Text tokenization is the process of reformatting a piece of text into smaller units called “tokens.”

It transforms unstructured text into structured data that models can understand.

The goal of tokenization is to break down text into meaningful units like words, phrases, sentences, etc. which can then be inputted into machine learning models.
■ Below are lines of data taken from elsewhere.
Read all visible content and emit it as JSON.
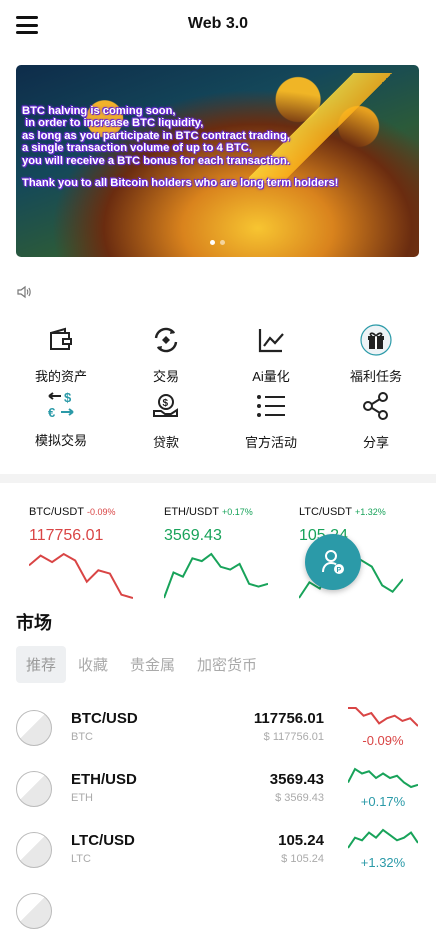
{
  "header": {
    "title": "Web 3.0"
  },
  "banner": {
    "lines": [
      "BTC halving is coming soon,",
      " in order to increase BTC liquidity,",
      "as long as you participate in BTC contract trading,",
      "a single transaction volume of up to 4 BTC,",
      "you will receive a BTC bonus for each transaction."
    ],
    "thanks": "Thank you to all Bitcoin holders who are long term holders!"
  },
  "menu": [
    {
      "label": "我的资产",
      "icon": "wallet-icon"
    },
    {
      "label": "交易",
      "icon": "exchange-icon"
    },
    {
      "label": "Ai量化",
      "icon": "line-chart-icon"
    },
    {
      "label": "福利任务",
      "icon": "gift-icon"
    },
    {
      "label": "模拟交易",
      "icon": "currency-swap-icon"
    },
    {
      "label": "贷款",
      "icon": "loan-icon"
    },
    {
      "label": "官方活动",
      "icon": "list-icon"
    },
    {
      "label": "分享",
      "icon": "share-icon"
    }
  ],
  "tickers": [
    {
      "symbol": "BTC/USDT",
      "change": "-0.09%",
      "price": "117756.01",
      "trend": "down",
      "spark": [
        20,
        14,
        18,
        13,
        17,
        30,
        23,
        25,
        38,
        40
      ]
    },
    {
      "symbol": "ETH/USDT",
      "change": "+0.17%",
      "price": "3569.43",
      "trend": "up",
      "spark": [
        40,
        22,
        25,
        12,
        14,
        9,
        18,
        20,
        16,
        30,
        32,
        30
      ]
    },
    {
      "symbol": "LTC/USDT",
      "change": "+1.32%",
      "price": "105.24",
      "trend": "up",
      "spark": [
        40,
        30,
        34,
        20,
        26,
        12,
        16,
        20,
        32,
        36,
        28
      ]
    }
  ],
  "market": {
    "title": "市场",
    "tabs": [
      "推荐",
      "收藏",
      "贵金属",
      "加密货币"
    ],
    "rows": [
      {
        "pair": "BTC/USD",
        "base": "BTC",
        "price": "117756.01",
        "usd": "$ 117756.01",
        "change": "-0.09%",
        "trend": "down",
        "spark": [
          6,
          6,
          9,
          8,
          12,
          10,
          9,
          11,
          10,
          13
        ]
      },
      {
        "pair": "ETH/USD",
        "base": "ETH",
        "price": "3569.43",
        "usd": "$ 3569.43",
        "change": "+0.17%",
        "trend": "up",
        "spark": [
          12,
          6,
          8,
          7,
          10,
          8,
          10,
          9,
          12,
          14,
          13
        ]
      },
      {
        "pair": "LTC/USD",
        "base": "LTC",
        "price": "105.24",
        "usd": "$ 105.24",
        "change": "+1.32%",
        "trend": "up",
        "spark": [
          12,
          8,
          9,
          6,
          8,
          5,
          7,
          9,
          8,
          6,
          10
        ]
      }
    ]
  },
  "colors": {
    "down": "#d94545",
    "up": "#18a35a",
    "pct_up": "#2b9aa8",
    "accent": "#2b9aa8"
  }
}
Tokenization enables natural language processing tasks like part-of-speech tagging (identifying verbs vs nouns, etc.), named entity recognition (categories like person, organization, location), and relationship extraction (family relationships, professional relationships, etc.).

In [2]:
import nltk

In [3]:
nltk.download('punkt')

[nltk_data] Downloading package punkt to /root/nltk_data...
[nltk_data]   Unzipping tokenizers/punkt.zip.


True

In [4]:
text = "Today is a friday and its so sunny outside!"

In [5]:
# tokenizing the sentence above

tokenized = nltk.tokenize.word_tokenize(text)

In [9]:
print(tokenized)

['Today', 'is', 'a', 'friday', 'and', 'its', 'so', 'sunny', 'outside', '!']


In [6]:
from sklearn.feature_extraction.text import CountVectorizer

In [7]:
vectorizer = CountVectorizer()

In [8]:
vectorized = vectorizer.fit_transform(tokenized).toarray()

In [10]:
print(vectorized)

[[0 0 0 0 0 0 0 1]
 [0 0 1 0 0 0 0 0]
 [0 0 0 0 0 0 0 0]
 [0 1 0 0 0 0 0 0]
 [1 0 0 0 0 0 0 0]
 [0 0 0 1 0 0 0 0]
 [0 0 0 0 0 1 0 0]
 [0 0 0 0 0 0 1 0]
 [0 0 0 0 1 0 0 0]
 [0 0 0 0 0 0 0 0]]


In [11]:
# using sklearn

from sklearn.feature_extraction.text import TfidfVectorizer

In [12]:
vectorizer = TfidfVectorizer()

In [13]:
sparse_matrix = vectorizer.fit_transform(tokenized)

In [14]:
print(sparse_matrix)

  (0, 7)	1.0
  (1, 2)	1.0
  (3, 1)	1.0
  (4, 0)	1.0
  (5, 3)	1.0
  (6, 5)	1.0
  (7, 6)	1.0
  (8, 4)	1.0


CountVectorizer and TfidfVectorizer are both classes in scikit-learn's feature extraction module, but they serve different purposes in the context of text data preprocessing.

CountVectorizer:

It counts the occurrences of each word in the document.
The output is a sparse matrix where each row corresponds to a document, and each column corresponds to a unique word in the entire corpus.
The matrix elements contain the count of each word in the respective document.

TfidfVectorizer:

It computes the Term Frequency-Inverse Document Frequency (TF-IDF) values for each word in the document.
TF-IDF takes into account the frequency of a word in a document relative to its frequency across all documents in the corpus.
The output is a sparse matrix where each row corresponds to a document, and each column corresponds to a unique word in the entire corpus.
The matrix elements contain the TF-IDF values of each word in the respective document.